Social media giant Meta Platforms (META 1.88%) is plowing tens of billions of dollars annually into two big initiatives. The first is the metaverse. Meta CEO Mark Zuckerberg sees virtual reality, augmented reality, and connected virtual worlds as the future. That said, Meta's Reality Labs segment responsible for all things metaverse recorded an operating loss of $9.4 billion through the first nine months of the year, and the company expects losses to grow substantially in 2023.

The second big bet is AI. Meta is drastically ramping up its capital spending to expand its data center footprint and support the most advanced AI hardware. The goal is to improve how its apps serve content and ads.

Investors really don't like all this spending. Meta stock has plunged 75% from its all-time high last year. The company, which was once worth more than $1 trillion, is now valued at around $250 billion.

Brad Gerstner, founder of Meta shareholder Altimeter Capital, recently published an open letter to Zuckerberg urging him to slash head count, reduce capital spending, and put a much tighter lid on spending related to the metaverse. Gerstner argued that Meta could potentially double its free cash flow to $40 billion per year if these steps were taken.

Zuckerberg has all the power

The concept of skin in the game is an important one for long-term investors to understand. A leader who doesn't own a meaningful stake in the company they helm faces little downside when things go off the rails. When a CEO's net worth is tied up in shares of the company they lead, the odds are good that decisions coming from that CEO will be aimed at the long-term success of the company. That's good for shareholders.

Zuckerberg certainly has skin in the game. With a stake of roughly 350 million shares, nearly all his net worth is tied to his $30 billion-plus stake in the company he founded. But Zuckerberg also has something that many founder-CEOs don't have: complete voting control.

While Zuckerberg owns less than 13% of Meta's outstanding shares, he controls 54.4% of the voting power. That's because most of his stake is in the form of Class B shares, which grant him 10 votes each instead of just one.

For long-term investors, having a CEO with complete control can be a good thing. It means that the CEO can take the kind of risks that take many years to pay off, even if they hurt profits in the short run. The problem, though, is that there's no mechanism to rein in the CEO.

I'm willing to bet that Zuckerberg doesn't care about maximizing free cash flow. Cutting costs would help the bottom line and potentially the stock price today, but Zuckerberg likely knows full well that Meta needs a second act.
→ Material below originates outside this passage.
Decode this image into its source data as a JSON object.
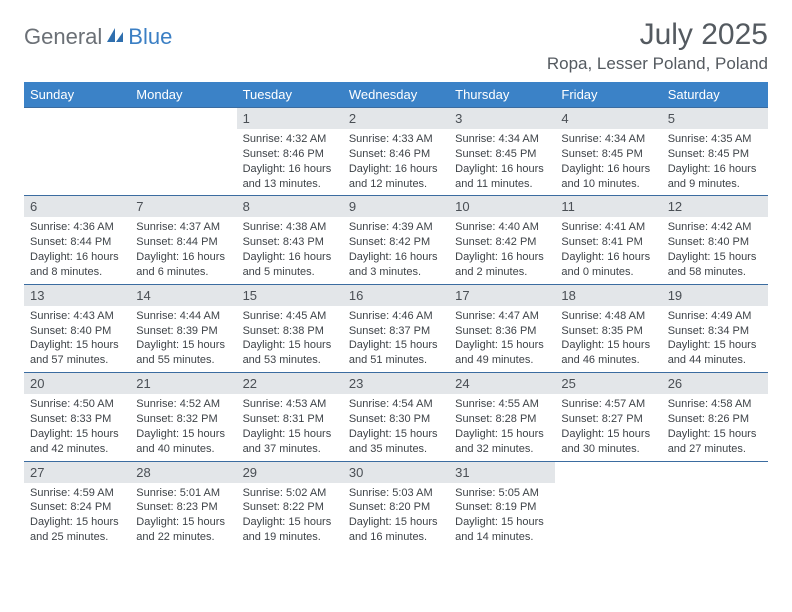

The goal is to build a thing that could potentially dwarf the success of the social media business, and he's betting on metaverse being that thing.
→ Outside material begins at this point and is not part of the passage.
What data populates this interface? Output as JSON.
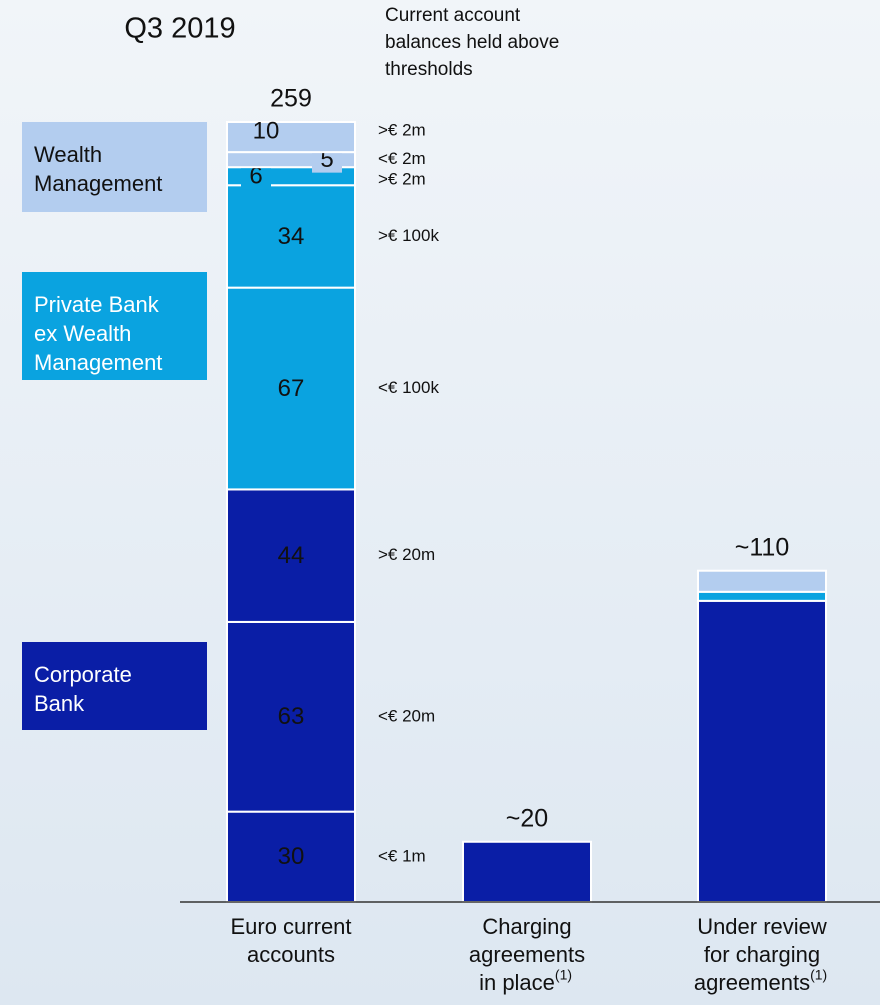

There's nothing anyone can really do about Meta's aggressive investments. Activist investors can complain, but they knew the risks of investing in a company where the CEO can't be overruled: It works until it doesn't.
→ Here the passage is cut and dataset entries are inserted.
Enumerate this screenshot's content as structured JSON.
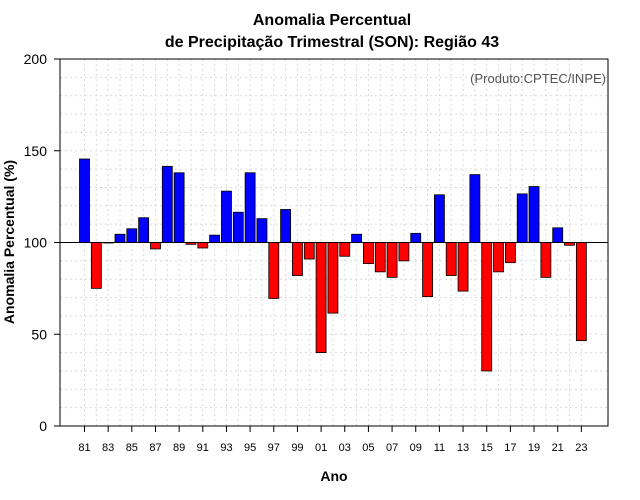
{
  "chart_data": {
    "type": "bar",
    "title": "Anomalia Percentual",
    "subtitle": "de Precipitação Trimestral (SON): Região 43",
    "credit": "(Produto:CPTEC/INPE)",
    "xlabel": "Ano",
    "ylabel": "Anomalia Percentual (%)",
    "ylim": [
      0,
      200
    ],
    "yticks": [
      0,
      50,
      100,
      150,
      200
    ],
    "baseline": 100,
    "grid": true,
    "colors": {
      "above": "#0000ff",
      "below": "#ff0000",
      "edge": "#000000",
      "grid": "#d9d9d9"
    },
    "categories": [
      "81",
      "82",
      "83",
      "84",
      "85",
      "86",
      "87",
      "88",
      "89",
      "90",
      "91",
      "92",
      "93",
      "94",
      "95",
      "96",
      "97",
      "98",
      "99",
      "00",
      "01",
      "02",
      "03",
      "04",
      "05",
      "06",
      "07",
      "08",
      "09",
      "10",
      "11",
      "12",
      "13",
      "14",
      "15",
      "16",
      "17",
      "18",
      "19",
      "20",
      "21",
      "22",
      "23"
    ],
    "xtick_labels": [
      "81",
      "83",
      "85",
      "87",
      "89",
      "91",
      "93",
      "95",
      "97",
      "99",
      "01",
      "03",
      "05",
      "07",
      "09",
      "11",
      "13",
      "15",
      "17",
      "19",
      "21",
      "23"
    ],
    "values": [
      145.5,
      75,
      100,
      104.5,
      107.5,
      113.5,
      96.5,
      141.5,
      138,
      99,
      97,
      104,
      128,
      116.5,
      138,
      113,
      69.5,
      118,
      82,
      91,
      40,
      61.5,
      92.5,
      104.5,
      88.5,
      84,
      81,
      90,
      105,
      70.5,
      126,
      82,
      73.5,
      137,
      30,
      84,
      89,
      126.5,
      130.5,
      81,
      108,
      98.5,
      46.5
    ]
  }
}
When stock prices are going up, investors are going to scoop up shares of newly public companies without paying much attention to the share structure. When Meta went public in 2012 as Facebook, proxy advisory group Institutional Shareholder Services harshly criticized the company's dual-share structure while admitting that it probably wouldn't make any difference for the success of the IPO. "This is a governance profile with a defense against everything expect hubris," read the ISS report.

It took a decade for that warning to ring true. Meta stock has now underperformed the S&P 500 since its IPO, and investors have no real way to challenge the decisions Zuckerberg is making. It's the metaverse or bust, and there's nothing anyone can do about it.